IEEE Trans Med Imaging. 2020 Apr;39(4):877-887. doi: 10.1109/TMI.2019.2936522. Epub 2019 Aug 20.
Diffuse optical tomography (DOT) has been investigated as an alternative imaging modality for breast cancer detection thanks to its excellent contrast to hemoglobin oxidization level. However, due to the complicated non-linear photon scattering physics and ill-posedness, the conventional reconstruction algorithms are sensitive to imaging parameters such as boundary conditions. To address this, here we propose a novel deep learning approach that learns non-linear photon scattering physics and obtains an accurate three dimensional (3D) distribution of optical anomalies. In contrast to the traditional black-box deep learning approaches, our deep network is designed to invert the Lippman-Schwinger integral equation using the recent mathematical theory of deep convolutional framelets. As an example of clinical relevance, we applied the method to our prototype DOT system. We show that our deep neural network, trained with only simulation data, can accurately recover the location of anomalies within biomimetic phantoms and live animals without the use of an exogenous contrast agent.

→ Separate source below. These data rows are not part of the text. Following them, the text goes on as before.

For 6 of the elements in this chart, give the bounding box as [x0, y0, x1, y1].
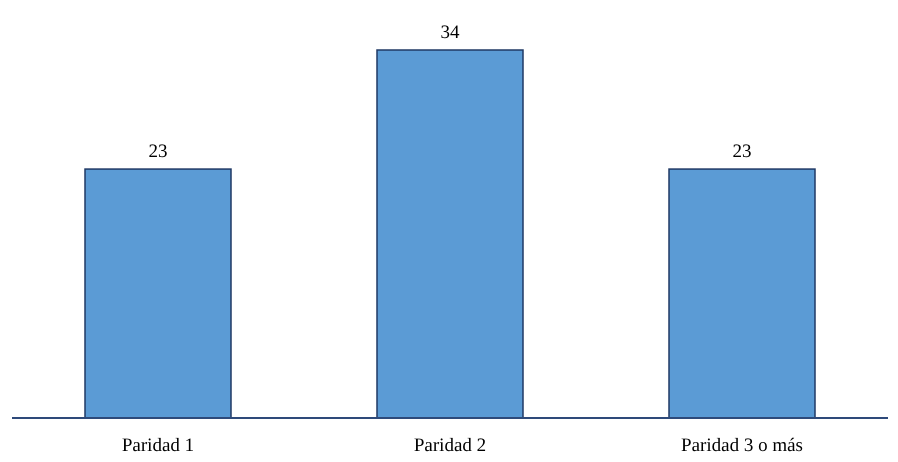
x-tick-label: Paridad 3 o más: [681, 435, 803, 456]
x-tick-label: Paridad 2: [414, 435, 486, 456]
x-tick-label: Paridad 1: [122, 435, 194, 456]
data-label: 23: [148, 141, 168, 162]
data-label: 34: [440, 22, 460, 43]
data-label: 23: [732, 141, 752, 162]
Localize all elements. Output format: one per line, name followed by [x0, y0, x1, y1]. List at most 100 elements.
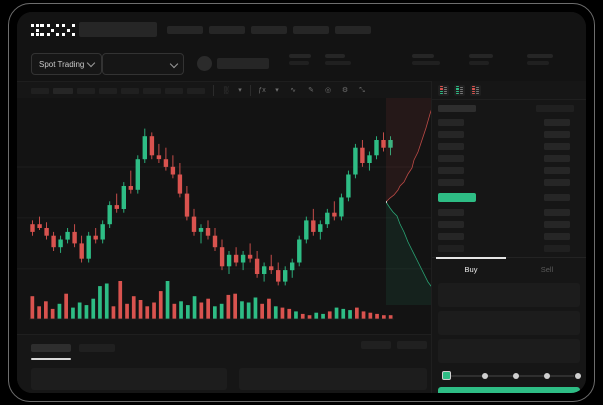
- nav-item-3[interactable]: [251, 26, 287, 34]
- orderbook-bid-price[interactable]: [438, 233, 464, 240]
- volume-histogram: [29, 281, 394, 320]
- orderbook-mode-switcher: [432, 81, 586, 100]
- stat-24h-high: [412, 54, 440, 65]
- bottom-action-2[interactable]: [397, 341, 427, 349]
- search-input[interactable]: [79, 22, 157, 37]
- fullscreen-icon[interactable]: ⤡: [359, 87, 365, 94]
- tab-sell[interactable]: Sell: [540, 265, 554, 274]
- toolbar-divider: [250, 85, 251, 96]
- order-entry-form: [432, 281, 586, 366]
- price-input[interactable]: [438, 283, 580, 307]
- orderbook-ask-amount[interactable]: [544, 167, 570, 174]
- okx-logo-icon[interactable]: [31, 24, 75, 36]
- candlestick-chart: [17, 128, 434, 286]
- orderbook-ask-price[interactable]: [438, 131, 464, 138]
- orderbook-ask-amount[interactable]: [544, 155, 570, 162]
- tab-active-indicator: [31, 358, 71, 360]
- trading-pair-name: [217, 58, 269, 69]
- stat-24h-change: [325, 54, 351, 65]
- orderbook-bid-price[interactable]: [438, 221, 464, 228]
- chevron-down-icon: [87, 58, 96, 68]
- price-chart-panel[interactable]: [17, 98, 434, 335]
- depth-chart-overlay: [386, 98, 434, 305]
- slider-stop-50[interactable]: [513, 372, 520, 379]
- orderbook-mode-asks-icon[interactable]: [470, 84, 481, 96]
- indicators-chevron-icon[interactable]: ▾: [275, 87, 279, 94]
- orderbook-ask-price[interactable]: [438, 179, 464, 186]
- slider-stop-75[interactable]: [543, 372, 550, 379]
- orderbook-mode-both-icon[interactable]: [438, 84, 449, 96]
- trading-sub-header: Spot Trading: [17, 45, 586, 81]
- total-input[interactable]: [438, 339, 580, 363]
- orderbook-bid-amount[interactable]: [544, 221, 570, 228]
- nav-item-2[interactable]: [209, 26, 245, 34]
- tab-order-history[interactable]: [79, 344, 115, 352]
- buy-tab-active-indicator: [436, 257, 506, 259]
- bottom-action-1[interactable]: [361, 341, 391, 349]
- top-navigation-bar: [17, 12, 586, 45]
- toolbar-divider: [213, 85, 214, 96]
- timeframe-8[interactable]: [187, 88, 205, 94]
- amount-input[interactable]: [438, 311, 580, 335]
- chevron-down-icon: [169, 59, 179, 69]
- orderbook-ask-price[interactable]: [438, 155, 464, 162]
- tab-buy[interactable]: Buy: [464, 265, 478, 274]
- orders-panel: [17, 334, 434, 393]
- orderbook-bid-amount[interactable]: [544, 245, 570, 252]
- slider-stop-100[interactable]: [574, 372, 581, 379]
- orderbook-header-amount: [536, 105, 574, 112]
- chart-type-chevron-icon[interactable]: ▾: [238, 87, 242, 94]
- buy-sell-tabs: Buy Sell: [432, 257, 586, 282]
- orderbook-ask-price[interactable]: [438, 167, 464, 174]
- orderbook-bid-amount[interactable]: [544, 209, 570, 216]
- timeframe-5[interactable]: [121, 88, 139, 94]
- device-frame: Spot Trading: [8, 3, 595, 402]
- timeframe-1[interactable]: [31, 88, 49, 94]
- orderbook-bid-price[interactable]: [438, 245, 464, 252]
- snapshot-camera-icon[interactable]: ◎: [324, 87, 332, 94]
- bottom-card-left[interactable]: [31, 368, 227, 390]
- stat-24h-volume: [527, 54, 553, 65]
- spot-trading-label: Spot Trading: [39, 59, 85, 69]
- orderbook-last-amount: [544, 194, 570, 201]
- drawing-pencil-icon[interactable]: ✎: [308, 87, 314, 94]
- orderbook-ask-amount[interactable]: [544, 179, 570, 186]
- orderbook-trade-panel: Buy Sell: [431, 81, 586, 393]
- orderbook-ask-price[interactable]: [438, 143, 464, 150]
- indicators-icon[interactable]: ƒx: [258, 87, 266, 94]
- orderbook-rows[interactable]: [432, 99, 586, 254]
- orderbook-ask-price[interactable]: [438, 119, 464, 126]
- orderbook-bid-amount[interactable]: [544, 233, 570, 240]
- timeframe-7[interactable]: [165, 88, 183, 94]
- candlestick-type-icon[interactable]: ░: [223, 87, 229, 94]
- orderbook-header-price: [438, 105, 476, 112]
- orderbook-ask-amount[interactable]: [544, 131, 570, 138]
- orderbook-bid-price[interactable]: [438, 209, 464, 216]
- timeframe-6[interactable]: [143, 88, 161, 94]
- orderbook-ask-amount[interactable]: [544, 143, 570, 150]
- stat-last-price: [289, 54, 311, 65]
- orderbook-mode-bids-icon[interactable]: [454, 84, 465, 96]
- timeframe-3[interactable]: [77, 88, 95, 94]
- tab-open-orders[interactable]: [31, 344, 71, 352]
- nav-item-5[interactable]: [335, 26, 371, 34]
- slider-track: [446, 375, 574, 377]
- coin-avatar: [197, 56, 212, 71]
- app-screen: Spot Trading: [17, 12, 586, 393]
- percent-slider[interactable]: [442, 371, 581, 381]
- timeframe-2[interactable]: [53, 88, 73, 94]
- spot-trading-dropdown[interactable]: Spot Trading: [31, 53, 103, 75]
- orderbook-last-price: [438, 193, 476, 202]
- slider-stop-25[interactable]: [482, 372, 489, 379]
- buy-submit-button[interactable]: [438, 387, 580, 393]
- trendline-icon[interactable]: ∿: [290, 87, 296, 94]
- orderbook-ask-amount[interactable]: [544, 119, 570, 126]
- chart-settings-icon[interactable]: ⚙: [341, 87, 349, 94]
- timeframe-4[interactable]: [99, 88, 117, 94]
- nav-item-4[interactable]: [293, 26, 329, 34]
- nav-item-1[interactable]: [167, 26, 203, 34]
- bottom-card-right[interactable]: [239, 368, 427, 390]
- slider-handle[interactable]: [442, 371, 451, 380]
- trading-pair-dropdown[interactable]: [102, 53, 184, 75]
- stat-24h-low: [469, 54, 493, 65]
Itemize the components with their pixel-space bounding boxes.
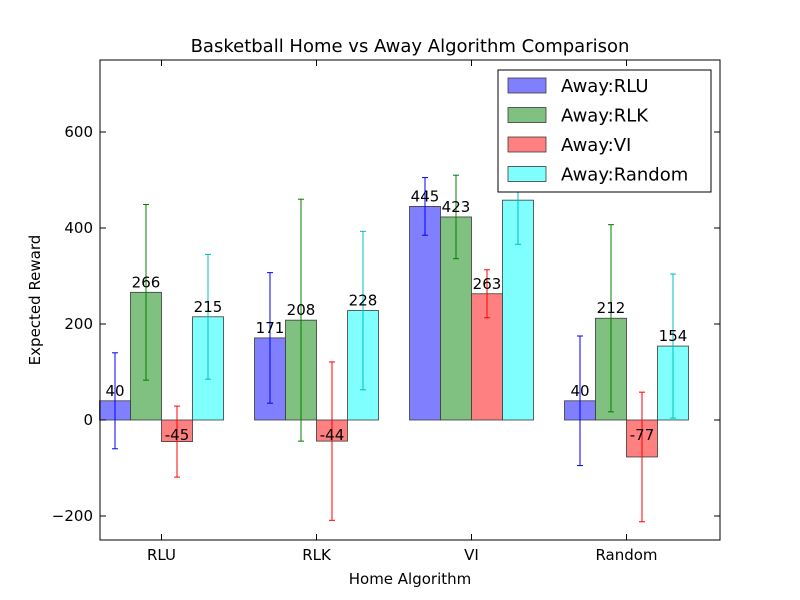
legend-swatch xyxy=(507,166,547,182)
x-axis-title: Home Algorithm xyxy=(349,570,472,588)
y-tick-label: 400 xyxy=(64,219,93,237)
data-label: 266 xyxy=(132,273,161,291)
legend-label: Away:VI xyxy=(561,135,631,156)
x-tick-label: RLK xyxy=(302,546,332,564)
plot-area: 40 171 445 40 266 208 423 212 -45 -44 263 -77 215 228… xyxy=(52,59,721,564)
plot-frame xyxy=(99,59,721,541)
y-tick-label: 600 xyxy=(64,123,93,141)
data-label: 40 xyxy=(105,382,124,400)
data-label: 445 xyxy=(411,187,440,205)
legend-swatch xyxy=(507,136,547,153)
data-label: 228 xyxy=(349,292,378,310)
bar xyxy=(409,205,441,421)
data-label: 215 xyxy=(194,298,223,316)
chart-title: Basketball Home vs Away Algorithm Compar… xyxy=(191,36,630,57)
data-label: 423 xyxy=(442,198,471,216)
y-tick-label: 200 xyxy=(64,315,93,333)
y-axis-title: Expected Reward xyxy=(26,235,44,366)
legend-label: Away:Random xyxy=(561,165,688,186)
legend-swatch xyxy=(507,107,547,123)
data-label: 212 xyxy=(597,299,626,317)
data-label: 40 xyxy=(570,382,589,400)
x-tick-label: RLU xyxy=(147,546,176,564)
x-tick-label: VI xyxy=(464,546,479,564)
data-label: -45 xyxy=(165,426,190,444)
data-label: 263 xyxy=(473,275,502,293)
legend: Away:RLU Away:RLK Away:VI Away:Random xyxy=(497,69,712,193)
legend-label: Away:RLK xyxy=(561,106,649,127)
data-label: -44 xyxy=(320,426,345,444)
data-label: 171 xyxy=(256,319,285,337)
data-label: 154 xyxy=(659,327,688,345)
legend-label: Away:RLU xyxy=(561,76,649,97)
y-tick-label: −200 xyxy=(52,507,93,525)
y-tick-label: 0 xyxy=(83,411,93,429)
legend-swatch xyxy=(507,77,547,94)
data-label: 208 xyxy=(287,301,316,319)
x-tick-label: Random xyxy=(595,546,657,564)
data-label: -77 xyxy=(630,426,655,444)
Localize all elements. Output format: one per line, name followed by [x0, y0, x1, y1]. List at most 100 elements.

扩散光学断层成像(DOT)因其对血红蛋白氧化水平的出色对比度而被研究作为一种替代的乳腺癌检测成像方式。然而,由于复杂的非线性光散射物理和不适定性,传统的重建算法对成像参数(如边界条件)敏感。为了解决这个问题,我们在这里提出了一种新的深度学习方法,该方法学习非线性光散射物理,并获得光学异常的准确三维(3D)分布。与传统的黑盒深度学习方法不同,我们的深度网络设计用于使用最近的深度卷积帧理论来反转 Lippman-Schwinger 积分方程。作为临床相关性的一个例子,我们将该方法应用于我们的原型 DOT 系统。我们表明,我们的深度神经网络,仅使用模拟数据进行训练,可以准确地恢复仿生体模和活体动物内异常的位置,而无需使用外源性对比剂。